“Da oggi assumo io l’onere e 
l’onore di definire la riforma della sanità lombarda”. Roberto Maroni mette a tacere così i litigi che si trascinano da mesi nella sua maggioranza. E stoppa le ultime iniziative dei suoi assessori Mario Mantovani e Cristina Cantù. Il primo, vice presidente della regione con delega alla Salute, dieci giorni fa aveva infatti presentato a un gruppo ristretto di consiglieri le sue linee guida. Mentre la leghista Cantù, assessore a Famiglia e Solidarietà sociale, ha lanciato sulle pagine locali del Corriere della Sera le sue proposte, tra cui quella di prevedere solo ospedali con più di 500 posti letto, eventualmente articolati su più presidi da non meno di 120 posti. Un piano che deve essere sembrato azzardato a qualche esponente del Carroccio, visto che ne deriverebbe la chiusura di una cinquantina di strutture, diverse delle quali nei tradizionali bacini di voti della Lega.

Così a una settimana dalle elezioni europee, Maroni è intervenuto in prima persona su una questione che sinora non ha messo d’accordo le diverse anime che sostengono la sua giunta, dalla Lega, a Forza Italia, all’Ncd. E che negli ultimi giorni ha incrociato l’inchiesta della procura di Milano sulla presunta cupola in grado di spartirsi, oltre che gli appalti dell’Expo, quelli della sanità lombarda, finita di nuovo al centro delle cronache giudiziarie come ai tempi di Roberto Formigoni.
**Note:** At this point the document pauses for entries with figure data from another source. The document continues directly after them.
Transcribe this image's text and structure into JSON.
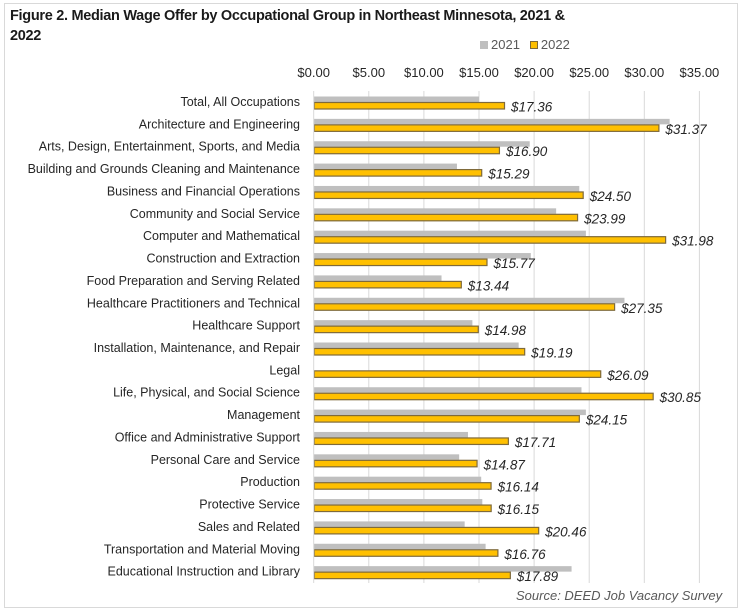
{
  "chart_data": {
    "type": "bar",
    "orientation": "horizontal",
    "title": "Figure 2. Median Wage Offer by Occupational Group in Northeast Minnesota, 2021 & 2022",
    "title_lines": [
      "Figure 2. Median Wage Offer by Occupational Group in Northeast Minnesota, 2021 &",
      "2022"
    ],
    "xlabel": "",
    "ylabel": "",
    "xlim": [
      0,
      35
    ],
    "x_ticks": [
      0,
      5,
      10,
      15,
      20,
      25,
      30,
      35
    ],
    "x_tick_labels": [
      "$0.00",
      "$5.00",
      "$10.00",
      "$15.00",
      "$20.00",
      "$25.00",
      "$30.00",
      "$35.00"
    ],
    "x_axis_position": "top",
    "grid": true,
    "legend_position": "top-right",
    "categories": [
      "Total, All Occupations",
      "Architecture and Engineering",
      "Arts, Design, Entertainment, Sports, and Media",
      "Building and Grounds Cleaning and Maintenance",
      "Business and Financial Operations",
      "Community and Social Service",
      "Computer and Mathematical",
      "Construction and Extraction",
      "Food Preparation and Serving Related",
      "Healthcare Practitioners and Technical",
      "Healthcare Support",
      "Installation, Maintenance, and Repair",
      "Legal",
      "Life, Physical, and Social Science",
      "Management",
      "Office and Administrative Support",
      "Personal Care and Service",
      "Production",
      "Protective Service",
      "Sales and Related",
      "Transportation and Material Moving",
      "Educational Instruction and Library"
    ],
    "series": [
      {
        "name": "2021",
        "color": "#bfbfbf",
        "values": [
          15.0,
          32.3,
          19.6,
          13.0,
          24.1,
          22.0,
          24.7,
          19.7,
          11.6,
          28.2,
          14.4,
          18.6,
          null,
          24.3,
          24.7,
          14.0,
          13.2,
          15.2,
          15.3,
          13.7,
          15.6,
          23.4
        ],
        "data_labels": false
      },
      {
        "name": "2022",
        "color": "#ffc000",
        "border_color": "#7f6a3a",
        "values": [
          17.36,
          31.37,
          16.9,
          15.29,
          24.5,
          23.99,
          31.98,
          15.77,
          13.44,
          27.35,
          14.98,
          19.19,
          26.09,
          30.85,
          24.15,
          17.71,
          14.87,
          16.14,
          16.15,
          20.46,
          16.76,
          17.89
        ],
        "value_labels": [
          "$17.36",
          "$31.37",
          "$16.90",
          "$15.29",
          "$24.50",
          "$23.99",
          "$31.98",
          "$15.77",
          "$13.44",
          "$27.35",
          "$14.98",
          "$19.19",
          "$26.09",
          "$30.85",
          "$24.15",
          "$17.71",
          "$14.87",
          "$16.14",
          "$16.15",
          "$20.46",
          "$16.76",
          "$17.89"
        ],
        "data_labels": true
      }
    ],
    "source": "Source: DEED Job Vacancy Survey"
  },
  "legend": {
    "items": [
      {
        "label": "2021",
        "color": "#bfbfbf"
      },
      {
        "label": "2022",
        "color": "#ffc000"
      }
    ]
  }
}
L’annuncio di Maroni è arrivato dopo che le dichiarazioni di Cantù hanno messo in evidenza una visione inconciliabile con quella di Mantovani. Il vice presidente regionale, berlusconiano doc del Pdl, nei giorni scorsi aveva presentato la sua proposta di riforma, che tra le altre cose prevede di concentrare le prestazioni super specialistiche in maxi poli e di dedicare invece al trattamento di patologie non acute e alla riabilitazione i presidi ospedalieri territoriali, ovvero i mini ospedali ricavabili dalla riconversione di strutture già esistenti.
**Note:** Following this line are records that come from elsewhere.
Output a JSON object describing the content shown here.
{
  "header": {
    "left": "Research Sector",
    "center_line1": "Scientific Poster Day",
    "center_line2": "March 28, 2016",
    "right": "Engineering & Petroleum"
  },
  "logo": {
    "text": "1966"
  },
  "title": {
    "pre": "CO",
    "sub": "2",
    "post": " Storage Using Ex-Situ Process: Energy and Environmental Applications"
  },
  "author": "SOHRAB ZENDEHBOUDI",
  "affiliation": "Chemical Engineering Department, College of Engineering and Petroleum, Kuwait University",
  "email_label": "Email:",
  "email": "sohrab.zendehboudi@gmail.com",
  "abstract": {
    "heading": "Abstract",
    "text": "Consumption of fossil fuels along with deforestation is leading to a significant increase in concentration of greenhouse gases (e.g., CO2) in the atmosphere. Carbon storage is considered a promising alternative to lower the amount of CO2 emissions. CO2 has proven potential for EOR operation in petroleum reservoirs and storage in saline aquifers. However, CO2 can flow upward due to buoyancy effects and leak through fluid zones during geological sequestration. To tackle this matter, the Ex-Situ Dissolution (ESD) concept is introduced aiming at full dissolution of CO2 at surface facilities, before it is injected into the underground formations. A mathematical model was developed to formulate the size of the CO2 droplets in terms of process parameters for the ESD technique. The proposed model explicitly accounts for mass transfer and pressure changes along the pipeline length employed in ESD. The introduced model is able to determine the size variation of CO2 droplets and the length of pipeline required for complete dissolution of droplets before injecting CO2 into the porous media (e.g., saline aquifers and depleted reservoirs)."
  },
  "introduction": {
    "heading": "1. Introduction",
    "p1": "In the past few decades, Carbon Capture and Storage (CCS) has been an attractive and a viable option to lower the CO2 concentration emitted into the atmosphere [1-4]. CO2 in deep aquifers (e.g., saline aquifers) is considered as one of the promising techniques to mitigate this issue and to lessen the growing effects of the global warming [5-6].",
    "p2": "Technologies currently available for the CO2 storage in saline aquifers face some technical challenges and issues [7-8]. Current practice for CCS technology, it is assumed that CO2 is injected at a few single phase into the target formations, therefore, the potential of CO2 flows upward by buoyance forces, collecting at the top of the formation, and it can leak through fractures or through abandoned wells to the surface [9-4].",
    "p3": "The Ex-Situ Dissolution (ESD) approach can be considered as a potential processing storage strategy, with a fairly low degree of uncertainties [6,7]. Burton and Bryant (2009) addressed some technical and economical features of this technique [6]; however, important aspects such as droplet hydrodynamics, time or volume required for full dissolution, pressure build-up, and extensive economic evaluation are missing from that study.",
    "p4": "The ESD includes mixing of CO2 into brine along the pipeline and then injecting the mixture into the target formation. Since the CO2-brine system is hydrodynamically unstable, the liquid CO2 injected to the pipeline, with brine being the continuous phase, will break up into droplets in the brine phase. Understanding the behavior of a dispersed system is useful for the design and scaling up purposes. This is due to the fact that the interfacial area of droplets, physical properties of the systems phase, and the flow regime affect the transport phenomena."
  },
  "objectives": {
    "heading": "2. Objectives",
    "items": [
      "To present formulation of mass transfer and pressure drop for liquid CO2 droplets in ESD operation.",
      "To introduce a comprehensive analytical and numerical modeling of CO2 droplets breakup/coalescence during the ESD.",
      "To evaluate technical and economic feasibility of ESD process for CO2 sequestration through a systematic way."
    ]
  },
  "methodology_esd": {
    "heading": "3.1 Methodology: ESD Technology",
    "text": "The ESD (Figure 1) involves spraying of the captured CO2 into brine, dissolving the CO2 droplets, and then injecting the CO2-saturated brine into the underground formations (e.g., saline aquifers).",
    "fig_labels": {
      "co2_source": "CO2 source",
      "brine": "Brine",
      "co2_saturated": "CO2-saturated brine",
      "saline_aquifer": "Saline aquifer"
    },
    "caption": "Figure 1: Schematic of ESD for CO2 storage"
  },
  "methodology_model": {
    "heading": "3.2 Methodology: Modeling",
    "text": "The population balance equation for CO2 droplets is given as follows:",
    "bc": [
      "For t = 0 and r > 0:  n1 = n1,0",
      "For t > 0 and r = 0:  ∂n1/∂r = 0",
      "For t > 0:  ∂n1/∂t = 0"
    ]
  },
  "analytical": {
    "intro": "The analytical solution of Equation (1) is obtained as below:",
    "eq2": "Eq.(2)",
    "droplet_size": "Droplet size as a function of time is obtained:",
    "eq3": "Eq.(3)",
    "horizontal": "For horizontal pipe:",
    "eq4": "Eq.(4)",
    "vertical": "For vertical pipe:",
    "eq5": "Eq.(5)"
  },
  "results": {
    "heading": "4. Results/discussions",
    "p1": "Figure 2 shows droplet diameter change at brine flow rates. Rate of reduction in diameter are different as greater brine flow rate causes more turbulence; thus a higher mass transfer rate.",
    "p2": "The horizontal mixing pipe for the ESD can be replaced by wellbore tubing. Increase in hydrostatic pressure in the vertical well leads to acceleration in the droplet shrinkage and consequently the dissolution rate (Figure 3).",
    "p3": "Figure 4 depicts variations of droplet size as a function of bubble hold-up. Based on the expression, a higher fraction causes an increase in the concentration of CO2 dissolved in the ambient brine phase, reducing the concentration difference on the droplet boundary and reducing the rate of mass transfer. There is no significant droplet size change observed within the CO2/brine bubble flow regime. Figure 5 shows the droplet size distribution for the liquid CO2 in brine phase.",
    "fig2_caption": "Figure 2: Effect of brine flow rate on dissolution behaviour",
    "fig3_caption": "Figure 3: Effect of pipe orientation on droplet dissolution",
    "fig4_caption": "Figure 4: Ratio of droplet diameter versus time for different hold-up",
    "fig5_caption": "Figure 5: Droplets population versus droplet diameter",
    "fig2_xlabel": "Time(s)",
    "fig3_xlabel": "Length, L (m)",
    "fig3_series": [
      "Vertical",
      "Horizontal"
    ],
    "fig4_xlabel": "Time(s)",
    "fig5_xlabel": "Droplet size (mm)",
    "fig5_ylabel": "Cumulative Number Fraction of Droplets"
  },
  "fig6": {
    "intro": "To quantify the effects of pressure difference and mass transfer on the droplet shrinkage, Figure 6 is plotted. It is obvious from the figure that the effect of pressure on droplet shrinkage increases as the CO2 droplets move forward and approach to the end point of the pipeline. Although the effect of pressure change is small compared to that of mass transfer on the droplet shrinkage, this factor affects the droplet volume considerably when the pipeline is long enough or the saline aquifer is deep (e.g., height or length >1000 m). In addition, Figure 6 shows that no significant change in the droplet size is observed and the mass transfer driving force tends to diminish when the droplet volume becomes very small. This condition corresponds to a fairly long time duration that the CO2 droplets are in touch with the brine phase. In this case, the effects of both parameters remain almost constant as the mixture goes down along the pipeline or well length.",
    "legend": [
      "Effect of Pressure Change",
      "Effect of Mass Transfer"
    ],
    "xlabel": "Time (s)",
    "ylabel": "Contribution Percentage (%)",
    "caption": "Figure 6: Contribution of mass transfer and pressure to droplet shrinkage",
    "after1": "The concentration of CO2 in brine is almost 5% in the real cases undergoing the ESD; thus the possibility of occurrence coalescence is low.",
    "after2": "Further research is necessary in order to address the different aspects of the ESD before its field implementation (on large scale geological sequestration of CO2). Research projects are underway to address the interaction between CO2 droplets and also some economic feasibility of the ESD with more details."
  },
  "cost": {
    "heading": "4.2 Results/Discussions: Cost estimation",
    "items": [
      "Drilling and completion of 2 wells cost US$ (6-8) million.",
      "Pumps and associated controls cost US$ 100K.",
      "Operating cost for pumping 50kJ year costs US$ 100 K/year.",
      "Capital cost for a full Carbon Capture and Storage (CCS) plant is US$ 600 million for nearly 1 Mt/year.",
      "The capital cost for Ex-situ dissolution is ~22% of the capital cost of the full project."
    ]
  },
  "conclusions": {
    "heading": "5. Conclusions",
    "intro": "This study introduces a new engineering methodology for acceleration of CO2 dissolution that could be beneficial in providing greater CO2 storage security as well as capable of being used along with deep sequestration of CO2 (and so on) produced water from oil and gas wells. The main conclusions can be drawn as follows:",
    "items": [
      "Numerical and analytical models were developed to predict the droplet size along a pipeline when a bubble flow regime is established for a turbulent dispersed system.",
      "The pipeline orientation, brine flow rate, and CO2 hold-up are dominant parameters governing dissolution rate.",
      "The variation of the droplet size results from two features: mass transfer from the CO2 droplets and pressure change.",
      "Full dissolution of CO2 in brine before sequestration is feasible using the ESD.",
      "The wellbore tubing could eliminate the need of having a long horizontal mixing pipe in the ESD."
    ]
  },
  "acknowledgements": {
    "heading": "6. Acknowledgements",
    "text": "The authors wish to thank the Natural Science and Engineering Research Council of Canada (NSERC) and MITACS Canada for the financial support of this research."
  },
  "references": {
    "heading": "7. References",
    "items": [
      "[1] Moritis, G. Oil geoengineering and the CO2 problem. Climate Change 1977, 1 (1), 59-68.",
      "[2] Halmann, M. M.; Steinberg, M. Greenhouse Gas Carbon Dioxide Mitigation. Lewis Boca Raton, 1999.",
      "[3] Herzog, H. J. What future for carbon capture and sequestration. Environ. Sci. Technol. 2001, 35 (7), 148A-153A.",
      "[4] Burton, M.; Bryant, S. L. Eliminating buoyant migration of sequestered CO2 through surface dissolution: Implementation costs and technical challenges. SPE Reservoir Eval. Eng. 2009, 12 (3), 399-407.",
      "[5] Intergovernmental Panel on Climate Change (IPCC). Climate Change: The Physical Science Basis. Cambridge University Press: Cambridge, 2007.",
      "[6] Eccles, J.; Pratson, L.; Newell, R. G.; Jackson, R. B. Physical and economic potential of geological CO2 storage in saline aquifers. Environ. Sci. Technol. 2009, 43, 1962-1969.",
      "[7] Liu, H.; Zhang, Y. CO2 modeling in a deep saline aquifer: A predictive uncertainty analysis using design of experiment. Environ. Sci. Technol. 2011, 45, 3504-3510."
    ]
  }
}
Due giorni fa però ha detto la sua anche la Cantù, che ha proposto la creazione di un’agenzia di controllo preferibilmente in mano all’opposizione in modo da contrastare il fenomeno della corruzione e una ridefinizione del ruolo della sanità privata, destinata principalmente solo “a offrire quello che il pubblico non copre”. È risultata poi opposta rispetto a quella di Mantovani l’idea sul destino degli ospedali più piccoli, visto che per l’assessore alla Famiglia i presidi con meno di 120 posti dovrebbero essere chiusi. Ma a una settimana dalle elezioni un tale annuncio potrebbe essere un’arma a doppio taglio per il Carroccio, visto che alcune delle strutture sanitarie di dimensioni minori sono in piccoli centri della provincia di Bergamo e Varese, tradizionalmente ricche di elettori leghisti. Con il criterio delineato dalla Cantù sarebbero infatti tagliati, solo per fare qualche esempio, gli ospedali di Calcinate (64 posti letto), di Gazzaniga (74) e di Cuasso al Monte (58).

Un’eventualità che Mantovani, nel rivendicare la paternità di una riforma riguardante la sanità, ha allontanato: “La Cantù parla di presidi ospedalieri con almeno 120 posti letto, ma così si rischierebbe la chiusura di 50 ospedali pubblici e altrettanti privati. Finché ci sono io non chiuderà nessun ospedale”. Ora però Maroni toglie la palla ai due contendenti. E in mano sua finisce anche il futuro delle piccole strutture.